Triple pipes are THAT much more airflow, and that much more CONSTANT pipe heat LOSS.. they work better in the dyno room than in the field.

turbo's are torque multipliers.. You can still buy the pipe new..cheap easy power.

Gus
 
I figured a little update on my project might be in order.

Since I started this project I have found that this motor likes fuel. Yesterday was a big green light day for me. I have it now where it appears safe to hold wide open, the transistion is clean and quick. Its stupid fast even with only 7psi boost. I gotta get it on a big pow day or a big big slope and see if I still say that. Until then I'll share what I've done:

Gus made the intitial recomendation to run the 2876 on this motor and it works nicely. I have 1-2 pounds of boost just after engagement and it increases in a nice linear fashion to where I have 4 - 5lbs just as I slide into the 6000 rpm range. After that hold on cause you don't seem to spend any time in the 7000 rpm range it just gets it on right up to shift rpm.

It has great boondocking manners. I can drop into a tree infested gully and work my way through the creek bottom and back out the top without any ill effects.....just a little off idle rich burble(that seems to be a trademark of my Cutler carbs) and never have to get out of the 6000prm range...er maybe a few burps of the throttle for grins...yeah baby!
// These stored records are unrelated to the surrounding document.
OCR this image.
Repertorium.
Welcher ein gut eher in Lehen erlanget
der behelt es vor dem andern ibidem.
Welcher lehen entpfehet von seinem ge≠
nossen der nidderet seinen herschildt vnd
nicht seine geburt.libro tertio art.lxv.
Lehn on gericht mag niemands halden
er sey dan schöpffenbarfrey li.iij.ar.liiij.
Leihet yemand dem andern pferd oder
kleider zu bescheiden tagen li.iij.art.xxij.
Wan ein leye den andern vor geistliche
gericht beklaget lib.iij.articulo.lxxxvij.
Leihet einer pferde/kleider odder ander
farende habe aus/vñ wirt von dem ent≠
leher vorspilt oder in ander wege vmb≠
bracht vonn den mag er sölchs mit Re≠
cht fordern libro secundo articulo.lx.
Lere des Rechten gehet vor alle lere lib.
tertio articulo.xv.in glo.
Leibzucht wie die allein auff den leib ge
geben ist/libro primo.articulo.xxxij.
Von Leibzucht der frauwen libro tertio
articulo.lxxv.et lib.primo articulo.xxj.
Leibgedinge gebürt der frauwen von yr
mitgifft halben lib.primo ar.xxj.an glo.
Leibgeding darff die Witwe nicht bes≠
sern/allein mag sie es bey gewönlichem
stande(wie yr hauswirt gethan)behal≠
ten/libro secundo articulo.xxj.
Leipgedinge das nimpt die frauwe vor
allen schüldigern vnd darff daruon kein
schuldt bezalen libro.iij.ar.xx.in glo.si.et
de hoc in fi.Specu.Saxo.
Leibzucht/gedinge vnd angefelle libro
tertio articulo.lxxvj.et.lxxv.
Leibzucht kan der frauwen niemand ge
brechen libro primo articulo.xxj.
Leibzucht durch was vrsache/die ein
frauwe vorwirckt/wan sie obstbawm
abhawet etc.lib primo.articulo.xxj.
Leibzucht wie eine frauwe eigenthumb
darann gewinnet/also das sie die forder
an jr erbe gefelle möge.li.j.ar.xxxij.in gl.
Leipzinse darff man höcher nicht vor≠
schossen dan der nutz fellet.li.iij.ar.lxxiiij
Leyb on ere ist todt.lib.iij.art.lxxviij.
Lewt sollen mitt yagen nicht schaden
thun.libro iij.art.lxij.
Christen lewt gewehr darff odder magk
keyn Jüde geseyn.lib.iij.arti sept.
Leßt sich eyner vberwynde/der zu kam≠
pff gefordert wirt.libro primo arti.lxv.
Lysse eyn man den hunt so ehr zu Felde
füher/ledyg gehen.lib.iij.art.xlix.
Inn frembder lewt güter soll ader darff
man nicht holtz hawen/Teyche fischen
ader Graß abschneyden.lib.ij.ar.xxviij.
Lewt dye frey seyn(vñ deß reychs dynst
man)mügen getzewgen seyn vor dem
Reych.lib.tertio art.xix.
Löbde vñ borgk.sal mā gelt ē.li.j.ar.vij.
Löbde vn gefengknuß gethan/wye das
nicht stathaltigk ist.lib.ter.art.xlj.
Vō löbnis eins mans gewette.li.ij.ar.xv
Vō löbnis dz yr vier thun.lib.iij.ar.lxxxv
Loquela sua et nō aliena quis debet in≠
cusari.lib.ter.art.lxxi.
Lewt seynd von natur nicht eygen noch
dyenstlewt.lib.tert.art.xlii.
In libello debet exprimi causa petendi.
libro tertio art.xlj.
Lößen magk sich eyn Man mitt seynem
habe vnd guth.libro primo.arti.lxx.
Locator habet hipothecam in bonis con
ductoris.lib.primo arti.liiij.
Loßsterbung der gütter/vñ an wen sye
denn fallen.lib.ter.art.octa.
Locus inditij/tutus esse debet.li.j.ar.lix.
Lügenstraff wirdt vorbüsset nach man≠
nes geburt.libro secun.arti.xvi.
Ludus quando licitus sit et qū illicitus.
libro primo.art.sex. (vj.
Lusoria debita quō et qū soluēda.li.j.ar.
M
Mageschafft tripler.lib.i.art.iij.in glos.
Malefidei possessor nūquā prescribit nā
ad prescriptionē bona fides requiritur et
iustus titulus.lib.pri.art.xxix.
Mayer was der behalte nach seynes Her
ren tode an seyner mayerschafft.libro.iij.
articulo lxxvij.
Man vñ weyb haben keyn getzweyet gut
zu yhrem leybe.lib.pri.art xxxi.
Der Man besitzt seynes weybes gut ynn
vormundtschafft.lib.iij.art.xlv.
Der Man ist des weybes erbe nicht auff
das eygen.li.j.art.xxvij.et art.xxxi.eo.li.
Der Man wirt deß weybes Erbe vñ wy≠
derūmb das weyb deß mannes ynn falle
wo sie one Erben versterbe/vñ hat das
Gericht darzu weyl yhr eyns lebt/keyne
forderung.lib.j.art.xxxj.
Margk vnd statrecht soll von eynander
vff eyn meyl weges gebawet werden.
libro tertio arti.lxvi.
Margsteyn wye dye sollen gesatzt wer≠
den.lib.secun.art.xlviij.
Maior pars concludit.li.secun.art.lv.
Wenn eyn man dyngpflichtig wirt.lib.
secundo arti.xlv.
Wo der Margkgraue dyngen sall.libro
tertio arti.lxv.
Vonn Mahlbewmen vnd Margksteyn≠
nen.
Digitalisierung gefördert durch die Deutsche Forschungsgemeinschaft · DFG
So here is my calibration to date:
M7 with Cutler 1000 big bore, GT2876, 110lt pump, mod injector pump for oiling, powervalves pinned open.
Low compression domes with .020 cut out of the squish and the dome opened up a bit and Stock timing
D&D monster single(reinforce seams) and Y pipe with the internal stinger cut out..(that might go back in)
48mm Cutler carbs with 10 pilots, AA5needle jets and cutler #5 needles(raised to max) and 620 mains with harris powervalves at 3turns.
Mallory reg at 5psi with Gus's pipe port system so I see about 16psi fuel at boost.
Guages include: fuel pressure(my favorite), O2, avenger with all the tricks including boost built in. and a couple of idot lights for the idiot in me.....LOL

Still in the works: I need to build a better way of keeping the airbox attached. Also want to work the calibration to see if AV gas will work or maybe a mix of race and pump or????? Just some better mileage might also be a focus too (about 4mpg right now) ouch!.......LOL

Hope this helps, and many many thanks to Gus for keeping me on the path!